Interest Rate Challenge: How Commerce Ministry Strives to Boost Export Competitiveness
High interest rates deter the exporters' community. The commerce ministry collaborates with finance counterparts to address this. The Interest Equalisation Scheme aims to neutralize high rates and enhance MSME export competitiveness. The ministry strives for a collateral-free finance for MSMEs to improve their global market integration.
- Country:
- India
The country's high interest rates are hindering the competitiveness of its exporters, particularly the MSME community. The commerce ministry is actively collaborating with the finance ministry to bring about solutions, with a key focus on the Interest Equalisation Scheme (IES), as per a senior government official.

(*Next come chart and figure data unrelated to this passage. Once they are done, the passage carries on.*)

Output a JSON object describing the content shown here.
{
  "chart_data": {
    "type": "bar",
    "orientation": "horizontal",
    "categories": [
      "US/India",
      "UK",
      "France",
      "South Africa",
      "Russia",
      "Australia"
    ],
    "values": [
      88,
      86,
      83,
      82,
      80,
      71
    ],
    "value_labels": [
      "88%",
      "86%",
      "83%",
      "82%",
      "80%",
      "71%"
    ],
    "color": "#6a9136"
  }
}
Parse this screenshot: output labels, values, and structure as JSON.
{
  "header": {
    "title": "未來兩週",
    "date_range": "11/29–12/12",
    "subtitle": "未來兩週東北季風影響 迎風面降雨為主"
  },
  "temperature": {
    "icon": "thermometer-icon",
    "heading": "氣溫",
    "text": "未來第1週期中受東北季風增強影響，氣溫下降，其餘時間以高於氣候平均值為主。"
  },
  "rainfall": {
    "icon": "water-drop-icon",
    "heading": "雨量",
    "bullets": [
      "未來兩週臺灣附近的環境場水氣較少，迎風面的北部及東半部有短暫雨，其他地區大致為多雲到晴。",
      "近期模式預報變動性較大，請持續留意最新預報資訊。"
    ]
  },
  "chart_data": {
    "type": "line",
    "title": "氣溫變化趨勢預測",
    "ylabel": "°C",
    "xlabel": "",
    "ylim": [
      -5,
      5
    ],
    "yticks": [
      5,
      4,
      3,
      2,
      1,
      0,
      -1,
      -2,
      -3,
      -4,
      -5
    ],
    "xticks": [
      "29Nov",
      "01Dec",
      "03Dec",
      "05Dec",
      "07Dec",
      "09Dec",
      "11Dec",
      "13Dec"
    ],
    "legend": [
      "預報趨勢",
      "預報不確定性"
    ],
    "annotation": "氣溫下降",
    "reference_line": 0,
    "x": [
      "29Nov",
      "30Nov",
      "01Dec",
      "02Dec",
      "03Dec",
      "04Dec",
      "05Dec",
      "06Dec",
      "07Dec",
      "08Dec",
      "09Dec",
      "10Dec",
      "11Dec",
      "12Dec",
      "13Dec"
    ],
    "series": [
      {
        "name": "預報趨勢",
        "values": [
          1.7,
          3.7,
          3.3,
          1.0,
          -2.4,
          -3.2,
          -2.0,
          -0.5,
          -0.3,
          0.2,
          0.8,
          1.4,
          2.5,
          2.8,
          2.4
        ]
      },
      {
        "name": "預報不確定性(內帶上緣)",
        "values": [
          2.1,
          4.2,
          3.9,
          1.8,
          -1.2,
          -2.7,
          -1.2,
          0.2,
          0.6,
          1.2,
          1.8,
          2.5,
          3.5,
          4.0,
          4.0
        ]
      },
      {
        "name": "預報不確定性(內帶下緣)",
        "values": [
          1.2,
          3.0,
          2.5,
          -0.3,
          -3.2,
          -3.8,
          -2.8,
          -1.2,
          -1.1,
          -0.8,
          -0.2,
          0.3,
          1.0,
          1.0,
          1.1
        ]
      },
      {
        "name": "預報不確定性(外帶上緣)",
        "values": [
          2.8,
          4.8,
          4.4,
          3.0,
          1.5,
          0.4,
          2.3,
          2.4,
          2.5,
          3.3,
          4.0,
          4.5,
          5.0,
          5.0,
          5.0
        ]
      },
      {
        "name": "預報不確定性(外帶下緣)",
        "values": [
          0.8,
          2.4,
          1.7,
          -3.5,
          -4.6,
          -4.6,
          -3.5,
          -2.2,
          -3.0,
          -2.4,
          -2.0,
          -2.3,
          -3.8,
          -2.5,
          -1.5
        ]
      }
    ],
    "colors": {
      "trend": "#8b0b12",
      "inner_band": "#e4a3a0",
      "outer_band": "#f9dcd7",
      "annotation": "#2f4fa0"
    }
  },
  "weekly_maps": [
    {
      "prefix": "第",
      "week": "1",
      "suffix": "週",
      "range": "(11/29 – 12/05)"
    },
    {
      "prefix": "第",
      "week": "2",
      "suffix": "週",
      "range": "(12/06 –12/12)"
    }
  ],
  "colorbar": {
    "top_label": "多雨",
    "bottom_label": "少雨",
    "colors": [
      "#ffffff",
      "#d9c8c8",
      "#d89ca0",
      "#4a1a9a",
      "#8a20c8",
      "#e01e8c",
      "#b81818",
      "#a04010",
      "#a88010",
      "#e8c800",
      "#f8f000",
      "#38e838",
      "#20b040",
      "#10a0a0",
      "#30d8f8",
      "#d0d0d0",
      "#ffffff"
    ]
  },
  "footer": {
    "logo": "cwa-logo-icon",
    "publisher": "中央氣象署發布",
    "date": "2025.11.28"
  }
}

Director General of Foreign Trade Santosh Kumar Sarangi highlighted the struggle to persuade the finance ministry of the IES's role in maintaining manufacturing competitiveness. He noted that the high collateral demand from financial institutions deters MSMEs from accessing finance, limiting their participation in the export market.
The ministry is seeking a collateral-free or subsidized arrangement for MSMEs, given India's high interest rates compared to Southeast Asia. The IES partly offsets these rates for exporters and will continue until December 31. Officials aim to further demonstrate the scheme's critical role in supporting MSMEs in the global market, particularly amid current economic challenges.